Kamis, 06 Juni 2013

Menziarahi Ibukota

Rasanya baru kemarin saat saya langsung mendapat pertanyaan "Jadi, kapan bisa berangkat ke Jakarta?" seusai pertama kali dinyatakan lulus.
Awalnya memang terasa sulit meninggalkan Jogja yang begitu nyaman. Tapi suatu saat kita harus berani untuk keluar sejenak meski hanya sekedar untuk merasakan kerinduan dari jauh.
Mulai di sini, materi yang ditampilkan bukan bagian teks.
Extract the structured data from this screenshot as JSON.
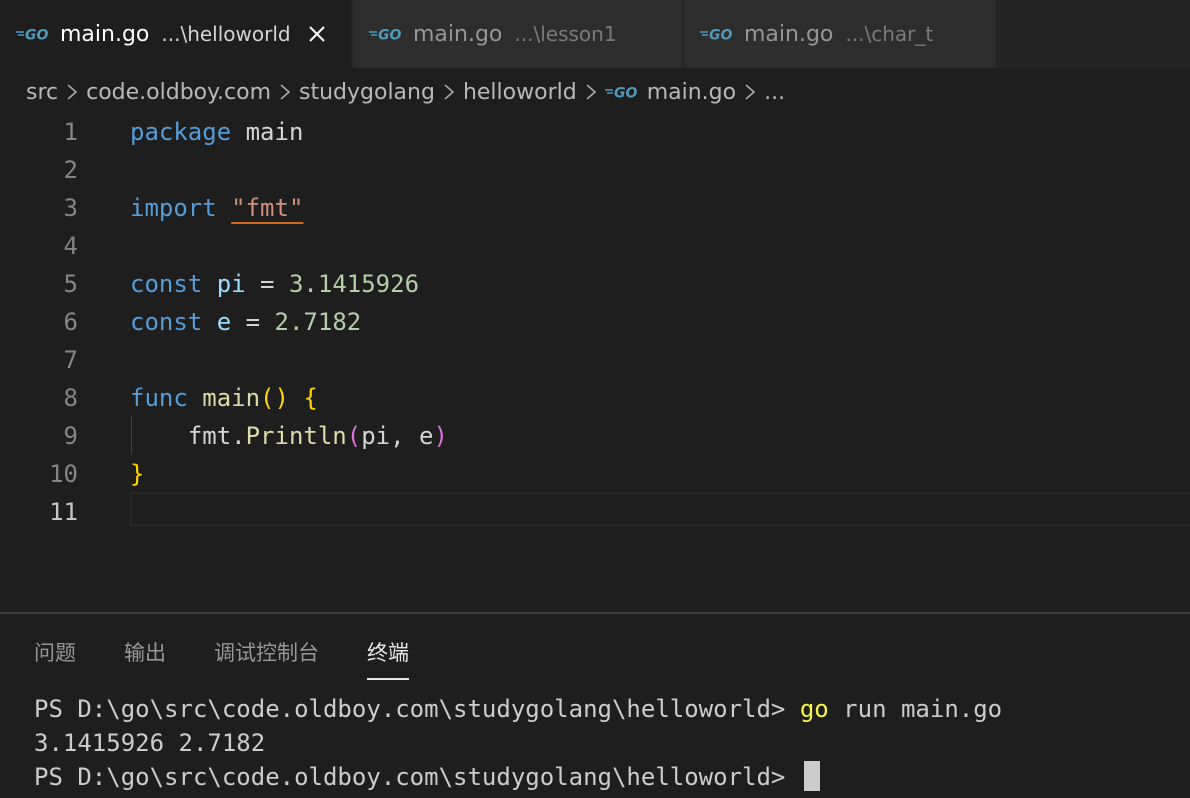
{
  "tabs": [
    {
      "file": "main.go",
      "dir": "...\\helloworld",
      "active": true,
      "close": "×"
    },
    {
      "file": "main.go",
      "dir": "...\\lesson1",
      "active": false
    },
    {
      "file": "main.go",
      "dir": "...\\char_t",
      "active": false
    }
  ],
  "breadcrumb": {
    "items": [
      "src",
      "code.oldboy.com",
      "studygolang",
      "helloworld"
    ],
    "file": "main.go",
    "more": "..."
  },
  "editor": {
    "current_line": 11,
    "lines": [
      {
        "n": "1",
        "tokens": [
          {
            "t": "package",
            "c": "kw"
          },
          {
            "t": " main",
            "c": "plain"
          }
        ]
      },
      {
        "n": "2",
        "tokens": []
      },
      {
        "n": "3",
        "tokens": [
          {
            "t": "import",
            "c": "kw"
          },
          {
            "t": " ",
            "c": "plain"
          },
          {
            "t": "\"fmt\"",
            "c": "str"
          }
        ]
      },
      {
        "n": "4",
        "tokens": []
      },
      {
        "n": "5",
        "tokens": [
          {
            "t": "const",
            "c": "kw"
          },
          {
            "t": " pi",
            "c": "ident"
          },
          {
            "t": " = ",
            "c": "plain"
          },
          {
            "t": "3.1415926",
            "c": "num"
          }
        ]
      },
      {
        "n": "6",
        "tokens": [
          {
            "t": "const",
            "c": "kw"
          },
          {
            "t": " e",
            "c": "ident"
          },
          {
            "t": " = ",
            "c": "plain"
          },
          {
            "t": "2.7182",
            "c": "num"
          }
        ]
      },
      {
        "n": "7",
        "tokens": []
      },
      {
        "n": "8",
        "tokens": [
          {
            "t": "func",
            "c": "kw"
          },
          {
            "t": " main",
            "c": "fn"
          },
          {
            "t": "()",
            "c": "brace1"
          },
          {
            "t": " ",
            "c": "plain"
          },
          {
            "t": "{",
            "c": "brace1"
          }
        ]
      },
      {
        "n": "9",
        "tokens": [
          {
            "t": "    fmt.",
            "c": "plain"
          },
          {
            "t": "Println",
            "c": "fn"
          },
          {
            "t": "(",
            "c": "brace2"
          },
          {
            "t": "pi, e",
            "c": "plain"
          },
          {
            "t": ")",
            "c": "brace2"
          }
        ]
      },
      {
        "n": "10",
        "tokens": [
          {
            "t": "}",
            "c": "brace1"
          }
        ]
      },
      {
        "n": "11",
        "tokens": []
      }
    ]
  },
  "panel": {
    "tabs": [
      {
        "label": "问题",
        "active": false
      },
      {
        "label": "输出",
        "active": false
      },
      {
        "label": "调试控制台",
        "active": false
      },
      {
        "label": "终端",
        "active": true
      }
    ],
    "terminal": {
      "line1_prompt": "PS D:\\go\\src\\code.oldboy.com\\studygolang\\helloworld> ",
      "line1_go": "go",
      "line1_rest": " run main.go",
      "line2": "3.1415926 2.7182",
      "line3_prompt": "PS D:\\go\\src\\code.oldboy.com\\studygolang\\helloworld> "
    }
  },
  "colors": {
    "go_icon": "#519aba",
    "keyword": "#569cd6",
    "string": "#ce9178",
    "number": "#b5cea8",
    "function": "#dcdcaa",
    "terminal_command": "#f5f543"
  }
}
Bukankah rindu itu romantis?
Setelah mulai terbiasa dengan ibukota dengan kegentingannya ini, saya ingin menuangkan sedikit kerinduan pada tempat itu dan pada orang-orang yang ada di sana. Menziarahi malam di kota ini. Entah mengapa waktu menjadi begitu berharga di sini. Sehari-hari saya menghabiskan waktu di dalam ruangan ber-AC dengan orang-orang yang sama dan layar komputer yang tak pernah bosan menampilkan program yang sama. Kemudian ketika pagi hari dan senja menjelang, saya harus menyiapkan mental untuk bergelut di jalanan yang sangat tidak terprediksi. Tapi saya mulai menikmati itu semua. Bahkan banyak hal yang bisa saya pelajari di sini. Saya merasakan betapa orang-orang di sekitar saya sangat membimbing dan memberi dukungan. Bukankah tahun ini adalah tahun penggemblengan? Maka ritme hidup harus mulai berubah. Ritme yang berubah. Ritme yang cepat menggantikan ritme yang lembut.
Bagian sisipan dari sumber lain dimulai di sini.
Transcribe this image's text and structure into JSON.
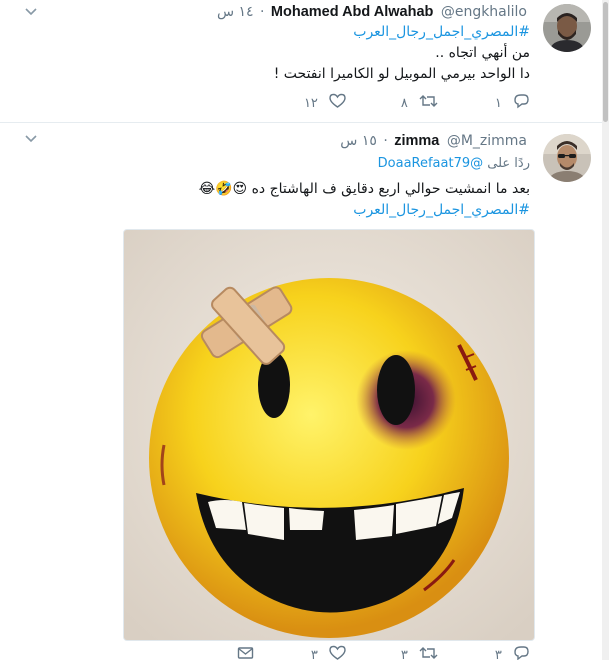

Dalam kecepatan ritme itu saya tersadar bagaimana sulitnya memulai sebuah tulisan untuk menggenapi pesanan novel dengan seorang teman. Padahal, banyak sekali cerita dan inspirasi yang bisa dibagikan. Tapi untuk memulai menulis itu sendiri sulit. Tentang sopir angkot dan kondekturnya, tentang para penghuni pasar yang sehari-hari saya lewati, tentang wanita-wanita yang memajang dirinya di tepi jembatan setiap malam, tentang penghuni kompleks, dan lain-lain.
Ah, saya harus menghela napas sejenak untuk menyelesaikan itu semua. Novel, buku untuk dashboard, translasi paper, semuanya tiba-tiba menguap di jalanan ibukota.
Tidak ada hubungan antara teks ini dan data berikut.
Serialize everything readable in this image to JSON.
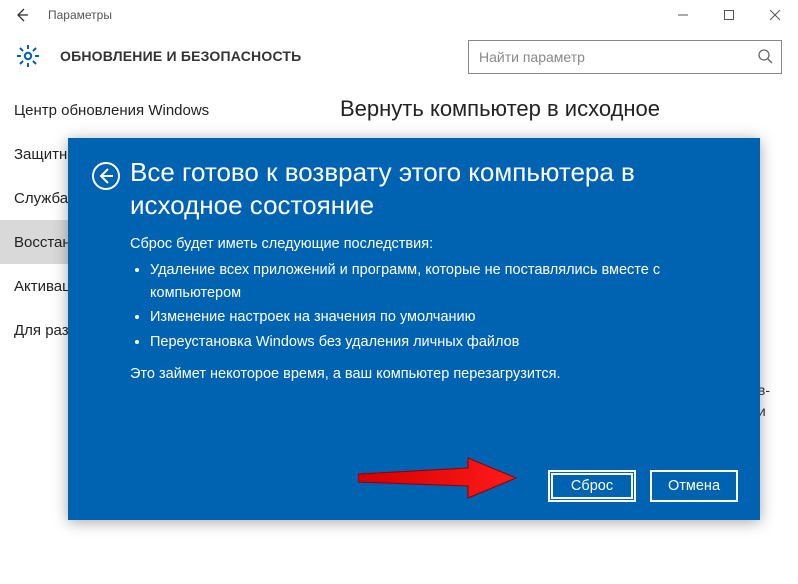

Baru saja kemarin ayah telepon,
"Dek, Agustus udah ada di rumah kan? Bapak sedang menyiapkan acara wayangan di kampung. Kamu siap rekam ya besok."
Di mana lagi saya bisa menemukan suasana seperti itu jika tidak di Jogja.
Di Jogja, saya bisa menghabiskan malam dengan menikmati lantunan gamelan, pertunjukan tari, teater, pembacaan puisi, diskusi, latihan tari, sampai kajian-kajian yang berkualitas.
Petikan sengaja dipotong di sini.